With one hour’s notice before the meeting, executive members were given papers that included a proposal to suspend next year’s internal election. The reasoning was that the £600,000 cost would sink the union and delaying it by upto year would help enable PCS’ survival. The motion was passed but with no wider debate across the membership.
PCS insiders have taken this as the clearest sign that merger plans are being revived.
Few believe their leadership’s explanation that this is about cost. Why wasn’t suspending the election discussed as an option along side sale of the HQ? What changed in the week following the scheduled NEC meeting in early December? Many view the emergency meeting as a means to railroad the suspension of internal democracy, which in turn allows the core leadership to fast-track negotiations with Unite, unencumbered by the accountability of elections in 2015.
The power of the Socialist Party cabal at the top of PCS, and their desire to link up with their party comrades in Unite is viewed as the primary driver for merger. The financial crisis merely provides a convenient rationale.

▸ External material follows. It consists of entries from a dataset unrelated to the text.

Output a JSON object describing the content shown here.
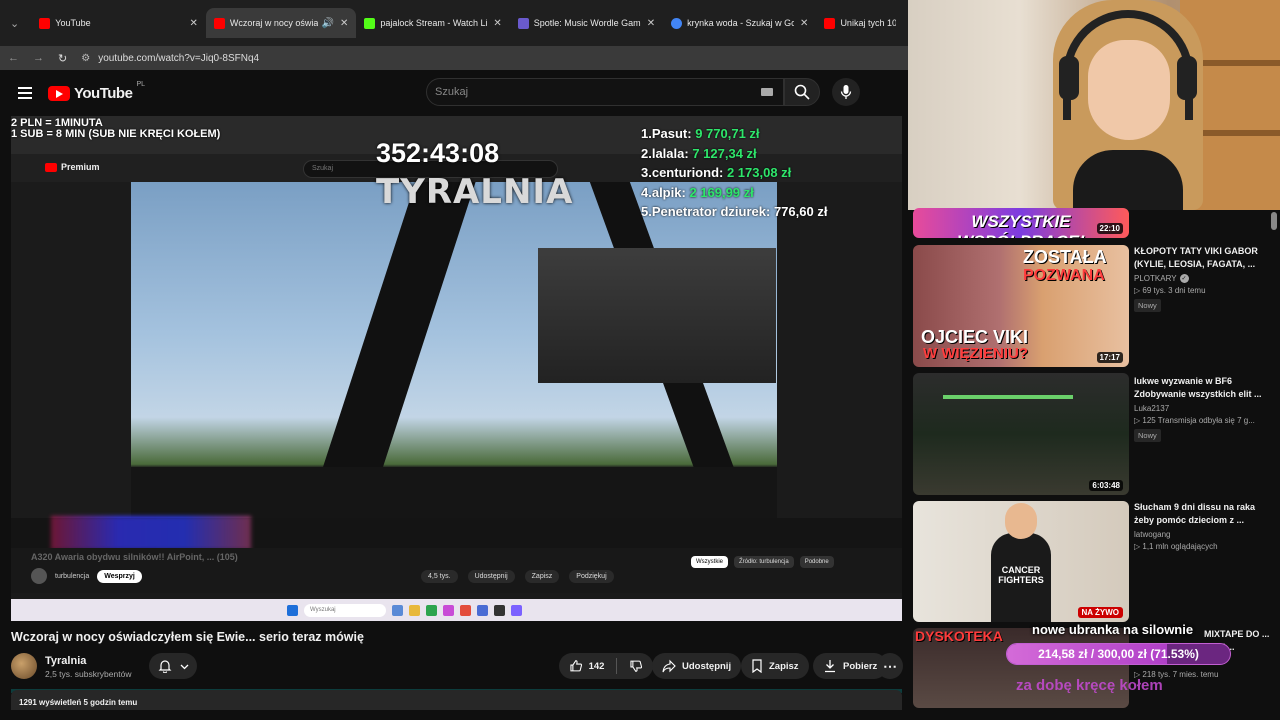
{
  "tabs": [
    {
      "title": "YouTube",
      "color": "#ff0000"
    },
    {
      "title": "Wczoraj w nocy oświadczył",
      "color": "#ff0000",
      "active": true
    },
    {
      "title": "pajalock Stream - Watch Live o",
      "color": "#53fc18"
    },
    {
      "title": "Spotle: Music Wordle Game",
      "color": "#6a5acd"
    },
    {
      "title": "krynka woda - Szukaj w Google",
      "color": "#4285f4"
    },
    {
      "title": "Unikaj tych 10 wów",
      "color": "#ff0000"
    }
  ],
  "address": {
    "url": "youtube.com/watch?v=Jiq0-8SFNq4"
  },
  "header": {
    "logo": "YouTube",
    "country": "PL",
    "search_placeholder": "Szukaj"
  },
  "stream_overlay": {
    "rules_line1": "2 PLN = 1MINUTA",
    "rules_line2": "1 SUB = 8 MIN (SUB NIE KRĘCI KOŁEM)",
    "timer": "352:43:08",
    "brand": "TYRALNIA",
    "leaderboard": [
      {
        "rank": "1.",
        "name": "Pasut:",
        "amount": "9 770,71 zł"
      },
      {
        "rank": "2.",
        "name": "lalala:",
        "amount": "7 127,34 zł"
      },
      {
        "rank": "3.",
        "name": "centuriond:",
        "amount": "2 173,08 zł"
      },
      {
        "rank": "4.",
        "name": "alpik:",
        "amount": "2 169,99 zł"
      },
      {
        "rank": "5.",
        "name": "Penetrator dziurek:",
        "amount": "776,60 zł"
      }
    ]
  },
  "inner_page": {
    "premium": "Premium",
    "search": "Szukaj",
    "video_title": "A320 Awaria obydwu silników!! AirPoint, ... (105)",
    "channel": "turbulencja",
    "subscribe": "Wesprzyj",
    "likes": "4,5 tys.",
    "share": "Udostępnij",
    "save": "Zapisz",
    "thanks": "Podziękuj",
    "chips": [
      "Wszystkie",
      "Źródło: turbulencja",
      "Podobne"
    ],
    "taskbar_search": "Wyszukaj"
  },
  "video": {
    "title": "Wczoraj w nocy oświadczyłem się Ewie... serio teraz mówię",
    "channel": "Tyralnia",
    "subscribers": "2,5 tys. subskrybentów",
    "likes": "142",
    "share": "Udostępnij",
    "save": "Zapisz",
    "download": "Pobierz",
    "views": "1291 wyświetleń  5 godzin temu"
  },
  "recommendations": [
    {
      "title": "WSZYSTKIE WSPÓŁPRACE!",
      "duration": "22:10",
      "partial": true
    },
    {
      "title": "KŁOPOTY TATY VIKI GABOR (KYLIE, LEOSIA, FAGATA, ...",
      "channel": "PLOTKARY",
      "verified": true,
      "meta": "69 tys.  3 dni temu",
      "badge": "Nowy",
      "duration": "17:17",
      "thumb_text1": "ZOSTAŁA",
      "thumb_text2": "POZWANA",
      "thumb_text3": "OJCIEC VIKI",
      "thumb_text4": "W WIĘZIENIU?"
    },
    {
      "title": "lukwe wyzwanie w BF6 Zdobywanie wszystkich elit ...",
      "channel": "Luka2137",
      "meta": "125  Transmisja odbyła się 7 g...",
      "badge": "Nowy",
      "duration": "6:03:48"
    },
    {
      "title": "Słucham 9 dni dissu na raka żeby pomóc dzieciom z ...",
      "channel": "latwogang",
      "meta": "1,1 mln oglądających",
      "live": "NA ŻYWO",
      "thumb_text": "CANCER FIGHTERS"
    },
    {
      "title": "MIXTAPE DO ... KI JA...",
      "channel": "...eat",
      "meta": "218 tys.  7 mies. temu",
      "thumb_text": "DYSKOTEKA"
    }
  ],
  "donation": {
    "title": "nowe ubranka na silownie",
    "progress_text": "214,58 zł / 300,00 zł (71.53%)",
    "progress": 0.7153,
    "subtitle": "za dobę kręcę kołem"
  }
}
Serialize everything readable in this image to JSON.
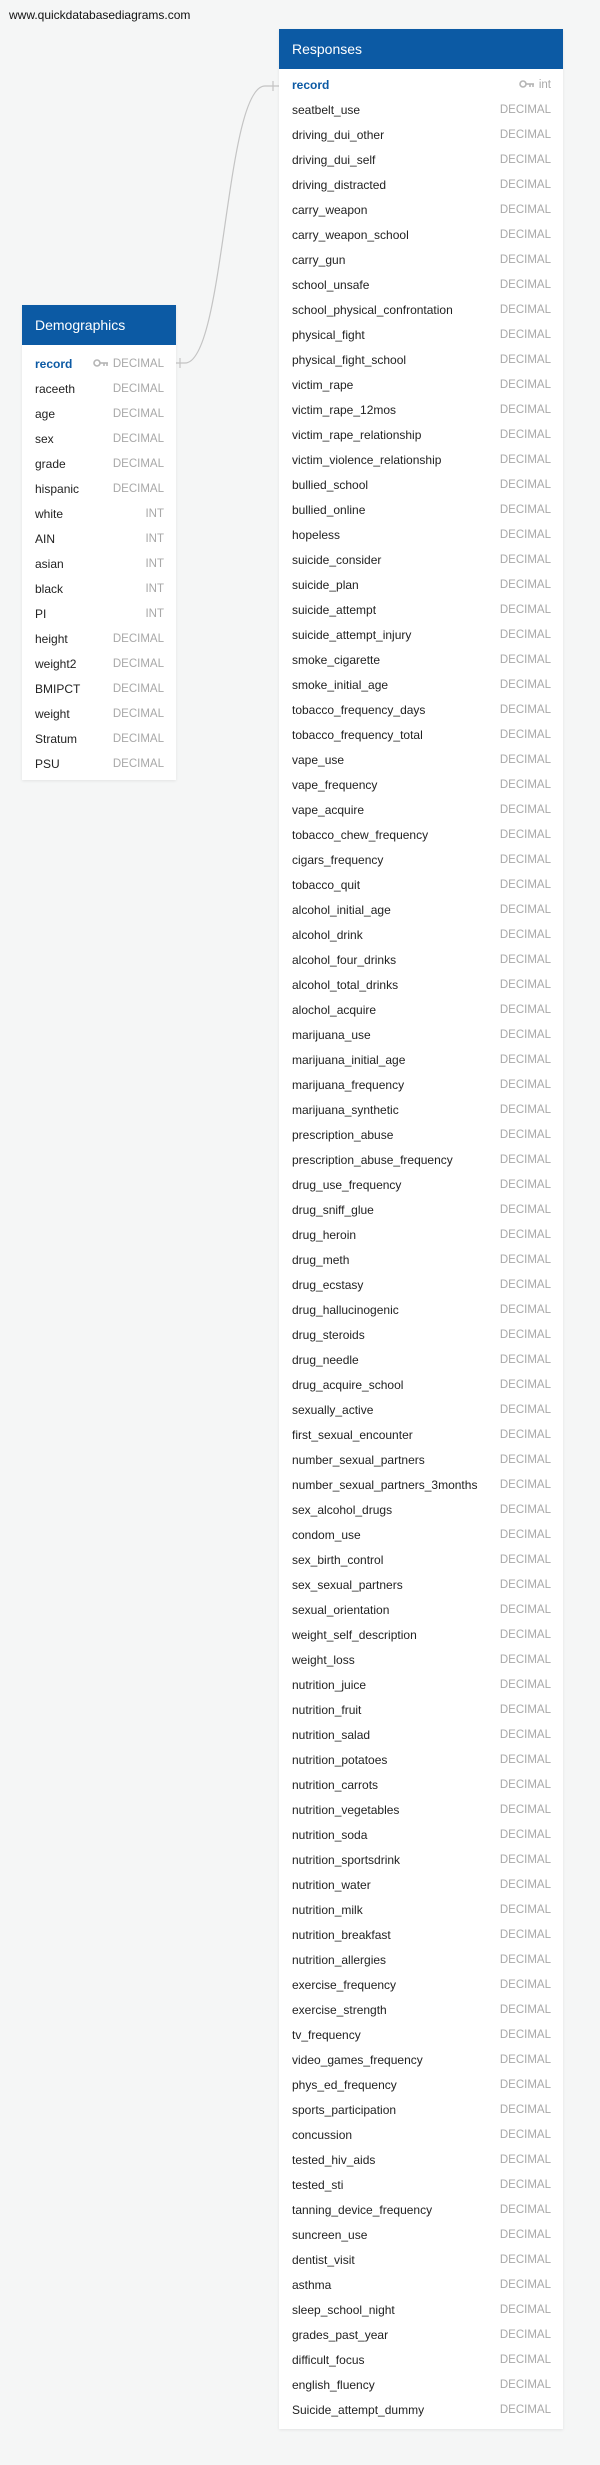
{
  "site": {
    "url": "www.quickdatabasediagrams.com"
  },
  "tables": {
    "demographics": {
      "title": "Demographics",
      "columns": [
        {
          "name": "record",
          "type": "DECIMAL",
          "pk": true
        },
        {
          "name": "raceeth",
          "type": "DECIMAL"
        },
        {
          "name": "age",
          "type": "DECIMAL"
        },
        {
          "name": "sex",
          "type": "DECIMAL"
        },
        {
          "name": "grade",
          "type": "DECIMAL"
        },
        {
          "name": "hispanic",
          "type": "DECIMAL"
        },
        {
          "name": "white",
          "type": "INT"
        },
        {
          "name": "AIN",
          "type": "INT"
        },
        {
          "name": "asian",
          "type": "INT"
        },
        {
          "name": "black",
          "type": "INT"
        },
        {
          "name": "PI",
          "type": "INT"
        },
        {
          "name": "height",
          "type": "DECIMAL"
        },
        {
          "name": "weight2",
          "type": "DECIMAL"
        },
        {
          "name": "BMIPCT",
          "type": "DECIMAL"
        },
        {
          "name": "weight",
          "type": "DECIMAL"
        },
        {
          "name": "Stratum",
          "type": "DECIMAL"
        },
        {
          "name": "PSU",
          "type": "DECIMAL"
        }
      ]
    },
    "responses": {
      "title": "Responses",
      "columns": [
        {
          "name": "record",
          "type": "int",
          "pk": true
        },
        {
          "name": "seatbelt_use",
          "type": "DECIMAL"
        },
        {
          "name": "driving_dui_other",
          "type": "DECIMAL"
        },
        {
          "name": "driving_dui_self",
          "type": "DECIMAL"
        },
        {
          "name": "driving_distracted",
          "type": "DECIMAL"
        },
        {
          "name": "carry_weapon",
          "type": "DECIMAL"
        },
        {
          "name": "carry_weapon_school",
          "type": "DECIMAL"
        },
        {
          "name": "carry_gun",
          "type": "DECIMAL"
        },
        {
          "name": "school_unsafe",
          "type": "DECIMAL"
        },
        {
          "name": "school_physical_confrontation",
          "type": "DECIMAL"
        },
        {
          "name": "physical_fight",
          "type": "DECIMAL"
        },
        {
          "name": "physical_fight_school",
          "type": "DECIMAL"
        },
        {
          "name": "victim_rape",
          "type": "DECIMAL"
        },
        {
          "name": "victim_rape_12mos",
          "type": "DECIMAL"
        },
        {
          "name": "victim_rape_relationship",
          "type": "DECIMAL"
        },
        {
          "name": "victim_violence_relationship",
          "type": "DECIMAL"
        },
        {
          "name": "bullied_school",
          "type": "DECIMAL"
        },
        {
          "name": "bullied_online",
          "type": "DECIMAL"
        },
        {
          "name": "hopeless",
          "type": "DECIMAL"
        },
        {
          "name": "suicide_consider",
          "type": "DECIMAL"
        },
        {
          "name": "suicide_plan",
          "type": "DECIMAL"
        },
        {
          "name": "suicide_attempt",
          "type": "DECIMAL"
        },
        {
          "name": "suicide_attempt_injury",
          "type": "DECIMAL"
        },
        {
          "name": "smoke_cigarette",
          "type": "DECIMAL"
        },
        {
          "name": "smoke_initial_age",
          "type": "DECIMAL"
        },
        {
          "name": "tobacco_frequency_days",
          "type": "DECIMAL"
        },
        {
          "name": "tobacco_frequency_total",
          "type": "DECIMAL"
        },
        {
          "name": "vape_use",
          "type": "DECIMAL"
        },
        {
          "name": "vape_frequency",
          "type": "DECIMAL"
        },
        {
          "name": "vape_acquire",
          "type": "DECIMAL"
        },
        {
          "name": "tobacco_chew_frequency",
          "type": "DECIMAL"
        },
        {
          "name": "cigars_frequency",
          "type": "DECIMAL"
        },
        {
          "name": "tobacco_quit",
          "type": "DECIMAL"
        },
        {
          "name": "alcohol_initial_age",
          "type": "DECIMAL"
        },
        {
          "name": "alcohol_drink",
          "type": "DECIMAL"
        },
        {
          "name": "alcohol_four_drinks",
          "type": "DECIMAL"
        },
        {
          "name": "alcohol_total_drinks",
          "type": "DECIMAL"
        },
        {
          "name": "alochol_acquire",
          "type": "DECIMAL"
        },
        {
          "name": "marijuana_use",
          "type": "DECIMAL"
        },
        {
          "name": "marijuana_initial_age",
          "type": "DECIMAL"
        },
        {
          "name": "marijuana_frequency",
          "type": "DECIMAL"
        },
        {
          "name": "marijuana_synthetic",
          "type": "DECIMAL"
        },
        {
          "name": "prescription_abuse",
          "type": "DECIMAL"
        },
        {
          "name": "prescription_abuse_frequency",
          "type": "DECIMAL"
        },
        {
          "name": "drug_use_frequency",
          "type": "DECIMAL"
        },
        {
          "name": "drug_sniff_glue",
          "type": "DECIMAL"
        },
        {
          "name": "drug_heroin",
          "type": "DECIMAL"
        },
        {
          "name": "drug_meth",
          "type": "DECIMAL"
        },
        {
          "name": "drug_ecstasy",
          "type": "DECIMAL"
        },
        {
          "name": "drug_hallucinogenic",
          "type": "DECIMAL"
        },
        {
          "name": "drug_steroids",
          "type": "DECIMAL"
        },
        {
          "name": "drug_needle",
          "type": "DECIMAL"
        },
        {
          "name": "drug_acquire_school",
          "type": "DECIMAL"
        },
        {
          "name": "sexually_active",
          "type": "DECIMAL"
        },
        {
          "name": "first_sexual_encounter",
          "type": "DECIMAL"
        },
        {
          "name": "number_sexual_partners",
          "type": "DECIMAL"
        },
        {
          "name": "number_sexual_partners_3months",
          "type": "DECIMAL"
        },
        {
          "name": "sex_alcohol_drugs",
          "type": "DECIMAL"
        },
        {
          "name": "condom_use",
          "type": "DECIMAL"
        },
        {
          "name": "sex_birth_control",
          "type": "DECIMAL"
        },
        {
          "name": "sex_sexual_partners",
          "type": "DECIMAL"
        },
        {
          "name": "sexual_orientation",
          "type": "DECIMAL"
        },
        {
          "name": "weight_self_description",
          "type": "DECIMAL"
        },
        {
          "name": "weight_loss",
          "type": "DECIMAL"
        },
        {
          "name": "nutrition_juice",
          "type": "DECIMAL"
        },
        {
          "name": "nutrition_fruit",
          "type": "DECIMAL"
        },
        {
          "name": "nutrition_salad",
          "type": "DECIMAL"
        },
        {
          "name": "nutrition_potatoes",
          "type": "DECIMAL"
        },
        {
          "name": "nutrition_carrots",
          "type": "DECIMAL"
        },
        {
          "name": "nutrition_vegetables",
          "type": "DECIMAL"
        },
        {
          "name": "nutrition_soda",
          "type": "DECIMAL"
        },
        {
          "name": "nutrition_sportsdrink",
          "type": "DECIMAL"
        },
        {
          "name": "nutrition_water",
          "type": "DECIMAL"
        },
        {
          "name": "nutrition_milk",
          "type": "DECIMAL"
        },
        {
          "name": "nutrition_breakfast",
          "type": "DECIMAL"
        },
        {
          "name": "nutrition_allergies",
          "type": "DECIMAL"
        },
        {
          "name": "exercise_frequency",
          "type": "DECIMAL"
        },
        {
          "name": "exercise_strength",
          "type": "DECIMAL"
        },
        {
          "name": "tv_frequency",
          "type": "DECIMAL"
        },
        {
          "name": "video_games_frequency",
          "type": "DECIMAL"
        },
        {
          "name": "phys_ed_frequency",
          "type": "DECIMAL"
        },
        {
          "name": "sports_participation",
          "type": "DECIMAL"
        },
        {
          "name": "concussion",
          "type": "DECIMAL"
        },
        {
          "name": "tested_hiv_aids",
          "type": "DECIMAL"
        },
        {
          "name": "tested_sti",
          "type": "DECIMAL"
        },
        {
          "name": "tanning_device_frequency",
          "type": "DECIMAL"
        },
        {
          "name": "suncreen_use",
          "type": "DECIMAL"
        },
        {
          "name": "dentist_visit",
          "type": "DECIMAL"
        },
        {
          "name": "asthma",
          "type": "DECIMAL"
        },
        {
          "name": "sleep_school_night",
          "type": "DECIMAL"
        },
        {
          "name": "grades_past_year",
          "type": "DECIMAL"
        },
        {
          "name": "difficult_focus",
          "type": "DECIMAL"
        },
        {
          "name": "english_fluency",
          "type": "DECIMAL"
        },
        {
          "name": "Suicide_attempt_dummy",
          "type": "DECIMAL"
        }
      ]
    }
  },
  "colors": {
    "header": "#0c5aa4",
    "pk_text": "#0c5aa4",
    "type_text": "#a8a8a8",
    "connector": "#c4c4c4"
  },
  "icons": {
    "primary_key": "key-icon"
  }
}
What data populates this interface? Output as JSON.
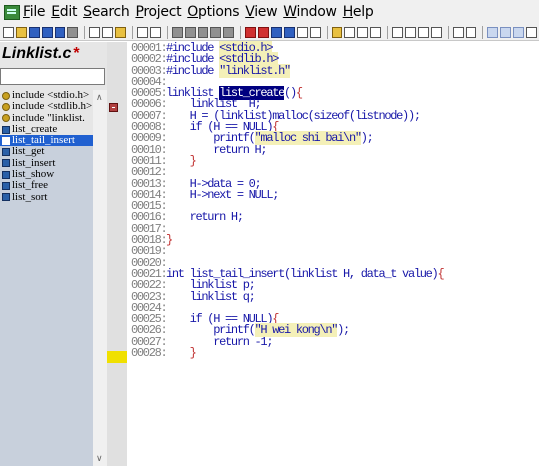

Post-merger, the unified PCS and Unite contingent from the Socialist Party (SP) would take control of the left of the new union, building SP support, much in the same way that its predecessor – Militant – once dreamed of building out its support from the left of the Labour party, if and when the Bennites took over the leadership.
The expectation is that a merger proposal will be put to PCS’ annual conference in May, just days after the general election. The motion will likely be wreathed in warnings of imminent financial disaster (unmet pensions obligations, redundancies and insolvency) if it isn’t supported and, in an atmosphere of panic, passed.
Is there any truth in the suggestion? I have no idea but can’t say it would be a surprise if such a motion was proposed, although how the Standing Orders Committee would justify its inclusion would be interesting since there is already a clear position on the matter by ADC.